Not long ago, a senior member of the provincial cabinet in British Columbia had his face rearranged by a middle-level civil servant who found the official in his bedroom with his wife. The aggrieved husband later told a television audience that he hit the minister again when he suggested that they sit down and discuss the matter as friends.
In Canada, where government leaders are expected to be circumspect in their private lives or leave public life, such behavior would normally lead to political death--as it did last year in the case of a member of the federal Cabinet who was fired for visiting a striptease club.
But in the province of British Columbia, Canada's westernmost, things are different. The official in this instance publicly acknowledged his adultery and was rewarded with a higher cabinet position, which includes responsibility for promoting family life.
This was not an isolated incident. It is in keeping with what amounts to a tradition--a tradition that goes well beyond sexual misbehavior by public officials, though that is a key characteristic. It includes financial scandals that in other societies would send the offenders back to private life, if not to prison. Here, the men involved are often given other jobs, sometimes better ones.
For instance, Premier William Bennett recently reorganized his cabinet.
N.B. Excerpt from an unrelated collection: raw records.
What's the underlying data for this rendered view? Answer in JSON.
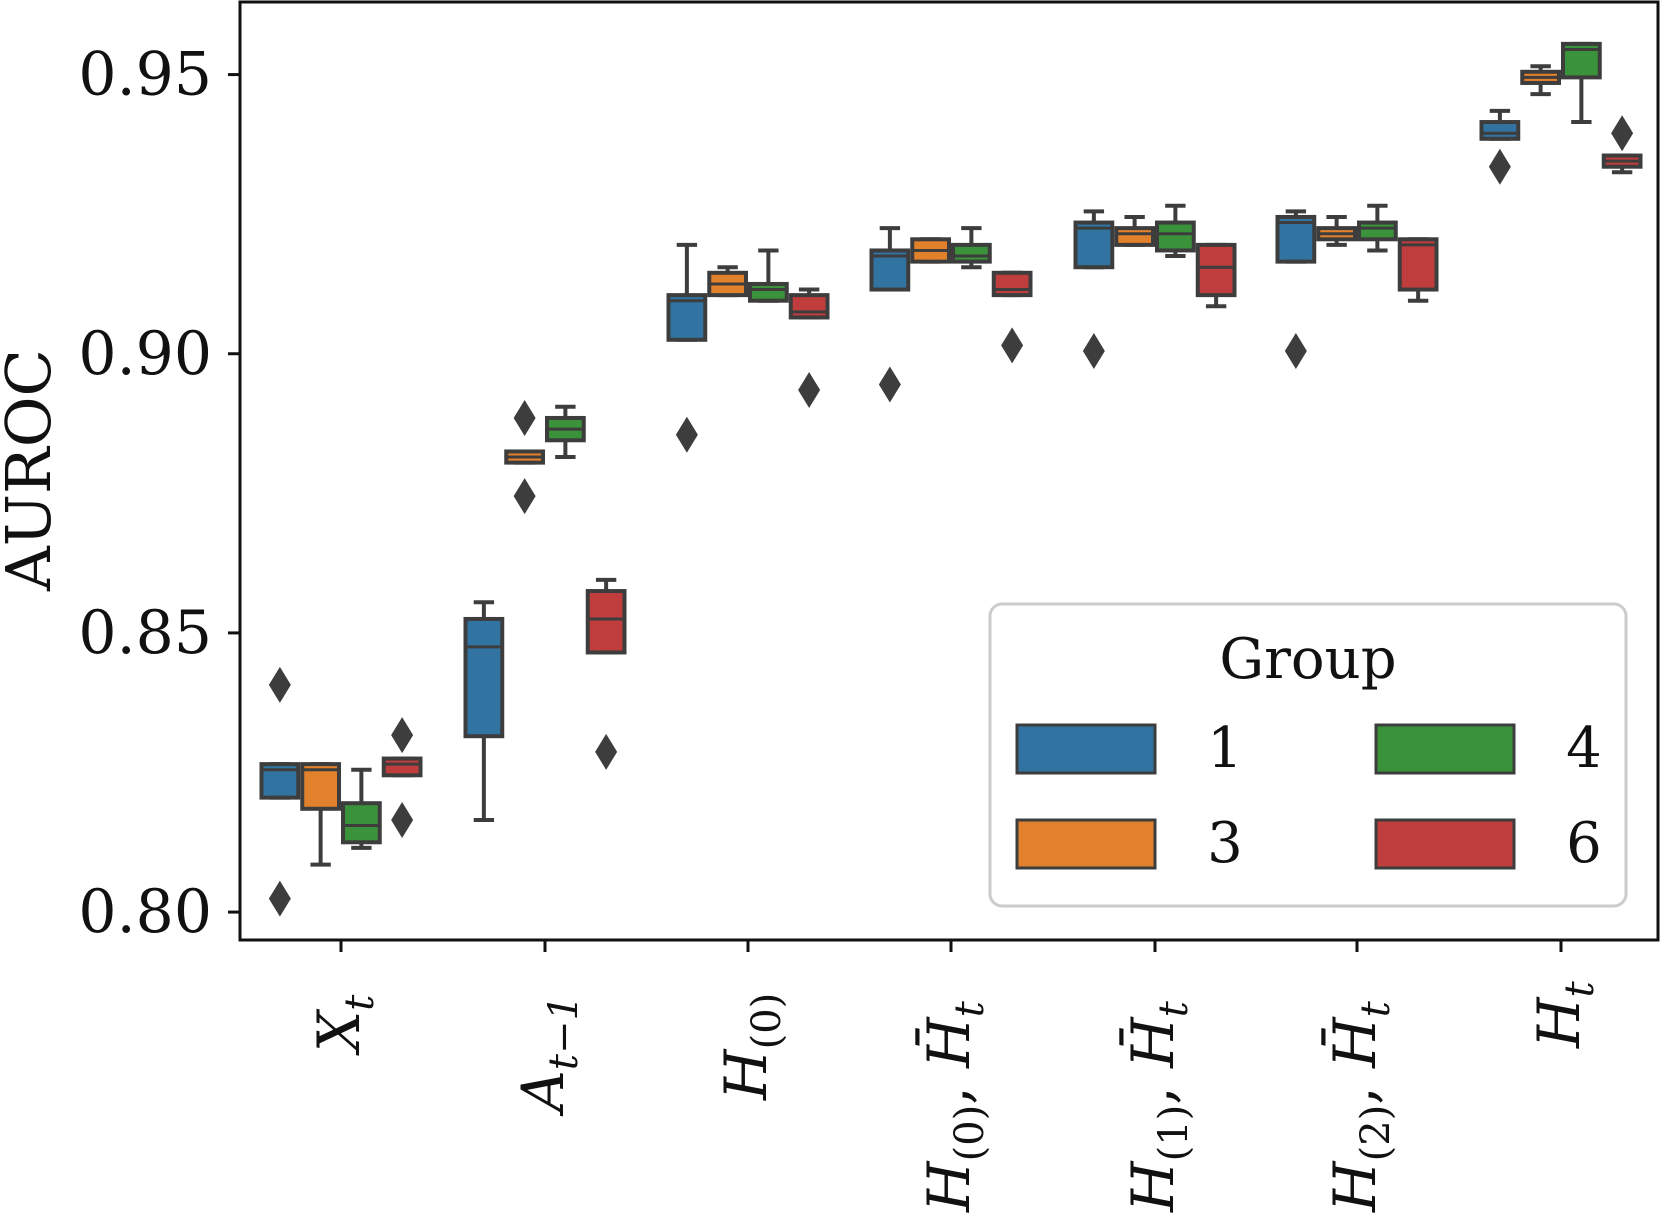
{
  "chart_data": {
    "type": "box",
    "ylabel": "AUROC",
    "ylim": [
      0.795,
      0.963
    ],
    "yticks": [
      0.8,
      0.85,
      0.9,
      0.95
    ],
    "ytick_labels": [
      "0.80",
      "0.85",
      "0.90",
      "0.95"
    ],
    "categories": [
      "X_t",
      "A_{t−1}",
      "H_(0)",
      "H_(0), H̄_t",
      "H_(1), H̄_t",
      "H_(2), H̄_t",
      "H_t"
    ],
    "grid": false,
    "legend": {
      "title": "Group",
      "position": "lower-right",
      "entries": [
        {
          "name": "1",
          "color": "#3274a1"
        },
        {
          "name": "3",
          "color": "#e1812c"
        },
        {
          "name": "4",
          "color": "#3a923a"
        },
        {
          "name": "6",
          "color": "#c03d3e"
        }
      ]
    },
    "series": [
      {
        "name": "1",
        "color": "#3274a1",
        "boxes": [
          {
            "q1": 0.8205,
            "median": 0.8255,
            "q3": 0.8265,
            "whislo": 0.8205,
            "whishi": 0.8265,
            "fliers": [
              0.8407,
              0.8024
            ]
          },
          {
            "q1": 0.8315,
            "median": 0.8475,
            "q3": 0.8525,
            "whislo": 0.8165,
            "whishi": 0.8555,
            "fliers": []
          },
          {
            "q1": 0.9025,
            "median": 0.9095,
            "q3": 0.9105,
            "whislo": 0.9025,
            "whishi": 0.9195,
            "fliers": [
              0.8855
            ]
          },
          {
            "q1": 0.9115,
            "median": 0.9175,
            "q3": 0.9185,
            "whislo": 0.9115,
            "whishi": 0.9225,
            "fliers": [
              0.8945
            ]
          },
          {
            "q1": 0.9155,
            "median": 0.9225,
            "q3": 0.9235,
            "whislo": 0.9155,
            "whishi": 0.9255,
            "fliers": [
              0.9005
            ]
          },
          {
            "q1": 0.9165,
            "median": 0.9235,
            "q3": 0.9245,
            "whislo": 0.9165,
            "whishi": 0.9255,
            "fliers": [
              0.9005
            ]
          },
          {
            "q1": 0.9385,
            "median": 0.9395,
            "q3": 0.9415,
            "whislo": 0.9385,
            "whishi": 0.9435,
            "fliers": [
              0.9335
            ]
          }
        ]
      },
      {
        "name": "3",
        "color": "#e1812c",
        "boxes": [
          {
            "q1": 0.8185,
            "median": 0.8255,
            "q3": 0.8265,
            "whislo": 0.8085,
            "whishi": 0.8265,
            "fliers": []
          },
          {
            "q1": 0.8805,
            "median": 0.8815,
            "q3": 0.8825,
            "whislo": 0.8805,
            "whishi": 0.8825,
            "fliers": [
              0.8885,
              0.8745
            ]
          },
          {
            "q1": 0.9105,
            "median": 0.9125,
            "q3": 0.9145,
            "whislo": 0.9105,
            "whishi": 0.9155,
            "fliers": []
          },
          {
            "q1": 0.9165,
            "median": 0.9185,
            "q3": 0.9205,
            "whislo": 0.9165,
            "whishi": 0.9205,
            "fliers": []
          },
          {
            "q1": 0.9195,
            "median": 0.9215,
            "q3": 0.9225,
            "whislo": 0.9195,
            "whishi": 0.9245,
            "fliers": []
          },
          {
            "q1": 0.9205,
            "median": 0.9215,
            "q3": 0.9225,
            "whislo": 0.9195,
            "whishi": 0.9245,
            "fliers": []
          },
          {
            "q1": 0.9485,
            "median": 0.9495,
            "q3": 0.9505,
            "whislo": 0.9465,
            "whishi": 0.9515,
            "fliers": []
          }
        ]
      },
      {
        "name": "4",
        "color": "#3a923a",
        "boxes": [
          {
            "q1": 0.8125,
            "median": 0.8155,
            "q3": 0.8195,
            "whislo": 0.8115,
            "whishi": 0.8255,
            "fliers": []
          },
          {
            "q1": 0.8845,
            "median": 0.8865,
            "q3": 0.8885,
            "whislo": 0.8815,
            "whishi": 0.8905,
            "fliers": []
          },
          {
            "q1": 0.9095,
            "median": 0.9115,
            "q3": 0.9125,
            "whislo": 0.9095,
            "whishi": 0.9185,
            "fliers": []
          },
          {
            "q1": 0.9165,
            "median": 0.9175,
            "q3": 0.9195,
            "whislo": 0.9155,
            "whishi": 0.9225,
            "fliers": []
          },
          {
            "q1": 0.9185,
            "median": 0.9215,
            "q3": 0.9235,
            "whislo": 0.9175,
            "whishi": 0.9265,
            "fliers": []
          },
          {
            "q1": 0.9205,
            "median": 0.9225,
            "q3": 0.9235,
            "whislo": 0.9185,
            "whishi": 0.9265,
            "fliers": []
          },
          {
            "q1": 0.9495,
            "median": 0.9545,
            "q3": 0.9555,
            "whislo": 0.9415,
            "whishi": 0.9555,
            "fliers": []
          }
        ]
      },
      {
        "name": "6",
        "color": "#c03d3e",
        "boxes": [
          {
            "q1": 0.8245,
            "median": 0.8265,
            "q3": 0.8275,
            "whislo": 0.8245,
            "whishi": 0.8275,
            "fliers": [
              0.8317,
              0.8165
            ]
          },
          {
            "q1": 0.8465,
            "median": 0.8525,
            "q3": 0.8575,
            "whislo": 0.8465,
            "whishi": 0.8595,
            "fliers": [
              0.8287
            ]
          },
          {
            "q1": 0.9065,
            "median": 0.9075,
            "q3": 0.9105,
            "whislo": 0.9065,
            "whishi": 0.9115,
            "fliers": [
              0.8935
            ]
          },
          {
            "q1": 0.9105,
            "median": 0.9115,
            "q3": 0.9145,
            "whislo": 0.9105,
            "whishi": 0.9145,
            "fliers": [
              0.9015
            ]
          },
          {
            "q1": 0.9105,
            "median": 0.9155,
            "q3": 0.9195,
            "whislo": 0.9085,
            "whishi": 0.9195,
            "fliers": []
          },
          {
            "q1": 0.9115,
            "median": 0.9195,
            "q3": 0.9205,
            "whislo": 0.9095,
            "whishi": 0.9205,
            "fliers": []
          },
          {
            "q1": 0.9335,
            "median": 0.9345,
            "q3": 0.9355,
            "whislo": 0.9325,
            "whishi": 0.9355,
            "fliers": [
              0.9395
            ]
          }
        ]
      }
    ]
  }
}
Not only was the minister with the bruised face given another position, but a minister who had resigned after being accused of a clear conflict of interest was renamed to the cabinet.
The latter happened to Tom Waterland, who during his 10 years as forestry minister had invested more than $20,000 in a lumber company that depended on Waterland for logging permits. He resigned late last year but was given a new job as minister of agriculture when Bennett shuffled his officials early last month.
At the same time, several other ministers who had been found to have financial interests in businesses they were charged with regulating were either given other portfolios or left alone.
Energy Minister Stephen Rogers, for instance, failed to disclose that he owned $100,000 worth of stock in a logging company that had won cheap electric rates from his ministry. He was made minister of health, an important position in a province with a socialized medical system.
Finance Minister Hugh Curtis, who is considered a likely successor to Bennett as leader of the governing Social Credit Party, pushed a plan to sell the public shares of stock in the provincially owned B.C. Rail Ltd. And he was buying and selling stock himself, he told reporters, because "it was a good investment."
Curtis is still finance minister. According to political observers, this is the normal course of government operations in a province where the dominant political party once followed the economic theories of the American poet Ezra Pound.
"They just don't think what they are doing is wrong," said Mike Harcourt, mayor of Vancouver and a political adversary of Bennett.
This is in the tradition of the fundamentalist preacher who, upon election to the provincial legislature, told his colleagues: "If I tell a lie, it's only because I think I am telling the truth."
Highway Minister Fined
This was the same man who, as minister of highways, was fined $1,000 and deprived of his driving privileges for contempt of court after he ignored summonses in connection with a series of traffic violations, including hitting a dog and then leaving the scene.
Bennett and his Social Credit government are taking the brunt of ridicule these days. However, the premier is not the only leader to suffer on account of odd behavior.
In the 1970s, a minister in the cabinet of David Barrett, then premier of a socialist New Democratic Party government, was found making love to a woman in a car less than 300 feet from his boss's office window.
If there is a difference between the New Democrats and the current Social Credit people, it is that Barrett fired the minister involved. But Barrett himself is no stranger to curious behavior. Once, sighting a reporter who had been critical of his policies, he chased her through the Capitol shouting obscenities.
The issue of sex in society reached the floor of the legislature when Agnes Kripps, a legendary Social Credit member, proposed that the government abolish the word sex and replace it with the phrase biology of living today-- BOLT for short.
After the predictable puns and other bad jokes, Kripps replied with an innocent cry for order that contained a double-entendre that halted the proceedings.
How did official mores here get to the point where a recent routine police crackdown on prostitution turned up a credit card receipt bearing the name of a cabinet member and the official imprint of the provincial government in the records of an escort service?
Barrett, who has given up politics to be a highly paid radio talk show host--giving support to the local joke that British Columbians go into politics to get a job in radio--has an analysis that may be as good as any.
"B.C. is the Wild West," he said in an interview, "and it drew all the adventurers and oddballs that usually drift to the frontier in search of riches. The province remains a pretty primitive place since much of the population is still first-generation, at least in its thinking."
There are other explanations. One has it that life was so easy here that it required little of the discipline or planning necessary for developing a society in more demanding areas.
"We're people who stumbled into paradise, but didn't realize it was a fluke," Barrett said. "So instead of thinking or developing a rational economic policy, we just flushed it all away and followed crackpots who promised treasures without thinking."